Mon, 05/12/2008 - 1:57pm

ALEX KOLOMOISKY/AFP/Getty Images Images

Today, Israeli police raided the offices of the Jerusalem municipality looking for evidence of bribes given to Prime Minister Ehud Olmert by New York businessman Morris Talansky.

With Israel's media gag order lifted, more details are starting to come out about the investigation. It now appears that the investigators are looking into money Olmert received while he was a minister in Ariel Sharon's government, not when he was running for mayor of Jerusalem as previously reported:

"At present, the investigation is clearly focusing on the period when Olmert served as the minister of industry, trade and labor," the official said, adding that investigators may yet expand their probe to cover the period during which Talansky raised funds for Olmert's various election campaigns. "The investigators have solid information regarding envelopes of cash that were handed over to Olmert, and there is no information regarding the fate of that money."

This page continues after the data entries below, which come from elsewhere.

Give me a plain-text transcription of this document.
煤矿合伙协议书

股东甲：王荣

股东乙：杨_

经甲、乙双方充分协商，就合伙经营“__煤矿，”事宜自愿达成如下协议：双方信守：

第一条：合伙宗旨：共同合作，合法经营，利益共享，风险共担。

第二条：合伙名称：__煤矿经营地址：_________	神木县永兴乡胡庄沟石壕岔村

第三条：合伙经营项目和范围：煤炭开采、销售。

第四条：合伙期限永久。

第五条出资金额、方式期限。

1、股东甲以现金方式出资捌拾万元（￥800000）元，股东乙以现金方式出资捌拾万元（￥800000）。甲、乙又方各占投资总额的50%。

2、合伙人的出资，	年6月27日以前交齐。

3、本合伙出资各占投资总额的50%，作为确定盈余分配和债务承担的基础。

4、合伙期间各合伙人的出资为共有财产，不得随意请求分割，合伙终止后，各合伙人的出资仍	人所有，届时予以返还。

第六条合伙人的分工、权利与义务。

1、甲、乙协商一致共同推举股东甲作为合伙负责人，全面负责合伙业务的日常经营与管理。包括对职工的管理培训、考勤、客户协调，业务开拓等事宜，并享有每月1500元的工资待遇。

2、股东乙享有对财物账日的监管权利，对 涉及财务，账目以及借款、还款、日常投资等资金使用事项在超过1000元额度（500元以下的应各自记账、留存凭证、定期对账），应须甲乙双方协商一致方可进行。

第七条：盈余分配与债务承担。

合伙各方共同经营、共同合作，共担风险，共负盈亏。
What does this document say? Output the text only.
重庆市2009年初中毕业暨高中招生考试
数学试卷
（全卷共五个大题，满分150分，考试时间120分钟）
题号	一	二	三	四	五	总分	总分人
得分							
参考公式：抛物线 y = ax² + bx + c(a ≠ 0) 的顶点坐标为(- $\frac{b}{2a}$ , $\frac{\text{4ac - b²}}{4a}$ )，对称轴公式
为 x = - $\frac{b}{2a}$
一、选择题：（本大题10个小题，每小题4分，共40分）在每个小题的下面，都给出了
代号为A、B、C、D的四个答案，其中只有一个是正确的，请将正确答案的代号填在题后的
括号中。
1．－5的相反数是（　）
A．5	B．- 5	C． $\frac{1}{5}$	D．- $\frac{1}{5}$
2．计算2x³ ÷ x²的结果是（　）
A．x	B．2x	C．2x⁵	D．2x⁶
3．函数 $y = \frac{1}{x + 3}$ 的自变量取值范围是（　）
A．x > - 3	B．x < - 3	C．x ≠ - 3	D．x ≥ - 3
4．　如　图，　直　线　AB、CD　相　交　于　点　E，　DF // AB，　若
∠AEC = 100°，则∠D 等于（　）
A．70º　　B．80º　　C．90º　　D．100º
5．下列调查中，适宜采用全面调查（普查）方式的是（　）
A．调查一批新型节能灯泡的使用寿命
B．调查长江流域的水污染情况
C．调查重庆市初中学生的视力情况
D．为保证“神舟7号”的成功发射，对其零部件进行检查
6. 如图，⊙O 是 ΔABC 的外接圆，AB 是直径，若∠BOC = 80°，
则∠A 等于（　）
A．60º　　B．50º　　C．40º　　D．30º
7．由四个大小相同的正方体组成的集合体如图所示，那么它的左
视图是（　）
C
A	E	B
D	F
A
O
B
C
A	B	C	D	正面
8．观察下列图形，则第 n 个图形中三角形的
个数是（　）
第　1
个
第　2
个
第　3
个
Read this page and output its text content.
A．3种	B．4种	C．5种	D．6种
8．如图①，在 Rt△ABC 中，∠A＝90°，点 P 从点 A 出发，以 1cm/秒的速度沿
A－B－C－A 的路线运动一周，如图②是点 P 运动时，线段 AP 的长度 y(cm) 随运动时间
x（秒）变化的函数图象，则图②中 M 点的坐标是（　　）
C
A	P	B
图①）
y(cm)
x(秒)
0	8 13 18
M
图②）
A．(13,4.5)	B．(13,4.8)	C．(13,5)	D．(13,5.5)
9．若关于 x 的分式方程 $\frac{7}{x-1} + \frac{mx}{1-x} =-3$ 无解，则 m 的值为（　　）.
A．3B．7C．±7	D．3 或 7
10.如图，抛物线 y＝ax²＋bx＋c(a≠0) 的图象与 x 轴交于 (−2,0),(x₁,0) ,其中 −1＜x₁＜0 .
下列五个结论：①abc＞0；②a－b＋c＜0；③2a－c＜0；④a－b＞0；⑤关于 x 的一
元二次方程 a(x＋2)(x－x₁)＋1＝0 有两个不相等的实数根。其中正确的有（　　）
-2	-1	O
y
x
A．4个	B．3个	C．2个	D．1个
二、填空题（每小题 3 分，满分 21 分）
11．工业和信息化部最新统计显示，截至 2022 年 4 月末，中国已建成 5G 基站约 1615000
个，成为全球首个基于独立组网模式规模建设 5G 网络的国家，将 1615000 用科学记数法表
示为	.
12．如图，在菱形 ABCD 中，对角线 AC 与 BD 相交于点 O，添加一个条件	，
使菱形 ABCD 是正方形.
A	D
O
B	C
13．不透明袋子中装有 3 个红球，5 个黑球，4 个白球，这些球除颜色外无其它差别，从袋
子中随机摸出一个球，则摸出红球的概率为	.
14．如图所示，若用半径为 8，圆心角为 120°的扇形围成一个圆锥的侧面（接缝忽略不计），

In an interview on Israeli television, Talansky denied bribing Olmert and said that he had donated to Olmert's campaigns but had no idea how the money was spent. However, according to the New York Times, a minibar company started by Talansky picked up a $4,717 one-night Washington hotel tab for Olmert in 2005. Even at the Ritz-Carton, that's a lot of cashews.

Meanwhile, George W. Bush will arrive in Israel tomorrow and plans to meet with Olmert. Asked about the investigation today, he described the Israeli prime minister as "an honest man, an open man, a guy easy to talk to and somebody who understands the vision necessary for Israelis' security."

Fifty-nine percent of Israelis, on the other hand, don't really see it that way.